Если бы еще было время, если бы вчера я чувствовала то же, что чувствовала теперь, я бы смогла все устроить таким образом, чтобы сопровождать ее, даже если бы для этого мне пришлось тут же отказаться от места у сэра Персиваля. Однако все произошло иначе: пожелание ее светлости, высказанное в самый последний момент, было высказано слишком поздно, чтобы я могла его исполнить. По всей вероятности, она и сама поняла это еще раньше, чем я успела проговорить хоть слово в свое оправдание, и больше не повторяла своего желания видеть меня своей спутницей. Поезд остановился у платформы. Ее светлость передала садовнику небольшой подарок для его детей и с сердечной простотой пожала мне руку, прежде чем войти в вагон.

– Вы были очень добры ко мне и к моей сестре, – сказала она, – добры, когда мы так нуждались в дружеском участии. Я буду с признательностью вспоминать о вас до конца своих дней. Прощайте, и да благословит вас Господь!

Она произнесла эти слова таким голосом и с таким выражением на лице, что на глазах у меня навернулись слезы, словно она прощалась со мной на веки вечные.

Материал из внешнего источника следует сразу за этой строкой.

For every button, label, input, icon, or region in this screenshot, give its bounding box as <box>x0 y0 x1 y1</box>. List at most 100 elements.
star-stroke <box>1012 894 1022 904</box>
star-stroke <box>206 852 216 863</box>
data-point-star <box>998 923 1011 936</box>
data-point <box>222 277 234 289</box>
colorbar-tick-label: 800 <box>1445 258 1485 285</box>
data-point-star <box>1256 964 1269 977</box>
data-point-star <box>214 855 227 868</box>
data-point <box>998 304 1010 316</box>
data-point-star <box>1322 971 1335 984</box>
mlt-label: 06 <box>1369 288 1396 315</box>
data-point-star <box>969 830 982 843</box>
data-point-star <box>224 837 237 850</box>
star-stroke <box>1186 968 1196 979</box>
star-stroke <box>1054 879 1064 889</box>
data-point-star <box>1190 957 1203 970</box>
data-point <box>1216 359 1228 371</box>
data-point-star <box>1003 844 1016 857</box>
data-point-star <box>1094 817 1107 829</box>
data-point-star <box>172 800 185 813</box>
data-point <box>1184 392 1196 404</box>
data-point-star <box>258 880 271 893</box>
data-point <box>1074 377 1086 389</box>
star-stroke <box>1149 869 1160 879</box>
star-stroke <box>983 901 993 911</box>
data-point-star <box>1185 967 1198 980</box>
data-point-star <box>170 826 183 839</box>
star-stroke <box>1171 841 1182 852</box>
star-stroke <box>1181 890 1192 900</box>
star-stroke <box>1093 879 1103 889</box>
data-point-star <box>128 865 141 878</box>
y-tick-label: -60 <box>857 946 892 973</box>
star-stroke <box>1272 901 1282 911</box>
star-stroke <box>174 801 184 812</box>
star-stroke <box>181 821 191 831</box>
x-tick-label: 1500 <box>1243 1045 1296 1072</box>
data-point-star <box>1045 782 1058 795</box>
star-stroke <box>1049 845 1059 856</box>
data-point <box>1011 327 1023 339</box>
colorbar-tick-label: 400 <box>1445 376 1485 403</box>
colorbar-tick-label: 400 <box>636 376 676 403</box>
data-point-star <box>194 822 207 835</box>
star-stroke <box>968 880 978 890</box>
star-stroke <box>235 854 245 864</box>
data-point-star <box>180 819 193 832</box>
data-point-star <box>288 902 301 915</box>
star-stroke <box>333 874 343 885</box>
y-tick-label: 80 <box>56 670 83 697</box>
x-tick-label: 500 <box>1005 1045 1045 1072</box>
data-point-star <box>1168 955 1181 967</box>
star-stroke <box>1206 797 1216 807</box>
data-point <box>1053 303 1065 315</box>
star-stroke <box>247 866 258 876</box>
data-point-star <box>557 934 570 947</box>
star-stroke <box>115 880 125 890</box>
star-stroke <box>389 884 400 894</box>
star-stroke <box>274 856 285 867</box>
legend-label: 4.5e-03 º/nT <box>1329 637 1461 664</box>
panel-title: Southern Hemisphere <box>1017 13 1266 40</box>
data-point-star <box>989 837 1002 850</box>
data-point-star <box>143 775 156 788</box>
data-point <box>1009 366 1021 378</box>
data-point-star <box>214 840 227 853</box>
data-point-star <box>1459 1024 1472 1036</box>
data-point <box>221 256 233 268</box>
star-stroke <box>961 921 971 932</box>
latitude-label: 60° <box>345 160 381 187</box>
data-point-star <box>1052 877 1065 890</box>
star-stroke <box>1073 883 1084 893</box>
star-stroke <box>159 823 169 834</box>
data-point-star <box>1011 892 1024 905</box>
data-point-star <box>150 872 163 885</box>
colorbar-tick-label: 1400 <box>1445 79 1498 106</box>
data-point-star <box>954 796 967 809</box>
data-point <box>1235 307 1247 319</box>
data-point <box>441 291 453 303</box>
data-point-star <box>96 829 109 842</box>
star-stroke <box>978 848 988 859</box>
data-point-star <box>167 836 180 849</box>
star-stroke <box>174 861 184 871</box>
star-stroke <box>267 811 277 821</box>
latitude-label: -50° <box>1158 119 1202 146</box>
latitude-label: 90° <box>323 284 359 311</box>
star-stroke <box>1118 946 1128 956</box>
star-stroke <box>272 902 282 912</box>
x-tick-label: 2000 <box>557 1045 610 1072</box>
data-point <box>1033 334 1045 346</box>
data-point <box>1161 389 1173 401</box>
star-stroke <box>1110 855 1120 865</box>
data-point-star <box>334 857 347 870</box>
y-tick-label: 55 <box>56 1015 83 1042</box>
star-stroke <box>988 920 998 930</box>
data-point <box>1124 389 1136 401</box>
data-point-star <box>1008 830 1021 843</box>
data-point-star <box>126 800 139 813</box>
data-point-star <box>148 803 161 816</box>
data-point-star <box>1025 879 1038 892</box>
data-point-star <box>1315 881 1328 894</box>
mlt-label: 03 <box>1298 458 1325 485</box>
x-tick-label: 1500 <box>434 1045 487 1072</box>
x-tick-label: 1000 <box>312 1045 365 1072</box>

– До свидания, миледи, – сказала я, сажая ее светлость в вагон и стараясь подбодрить ее, – до скорого свидания, и позвольте мне искренне пожелать вам более счастливых дней!

Она покачала головой и вздрогнула, усаживаясь на свое место. Кондуктор закрыл за ней дверь купе.

– Вы верите в сны? – прошептала она мне из окна. – Мне снилось… Вчера… Никогда еще мне не снилось ничего более страшного. Я еще и теперь не могу опомниться от ужаса.


Свисток к отправлению прозвучал раньше, чем я успела ответить, – и поезд тронулся. В последний раз я взглянула на бледное лицо леди Глайд, печально и торжественно она смотрела на меня из окна вагона. Она помахала мне рукой – и больше я ее не видела.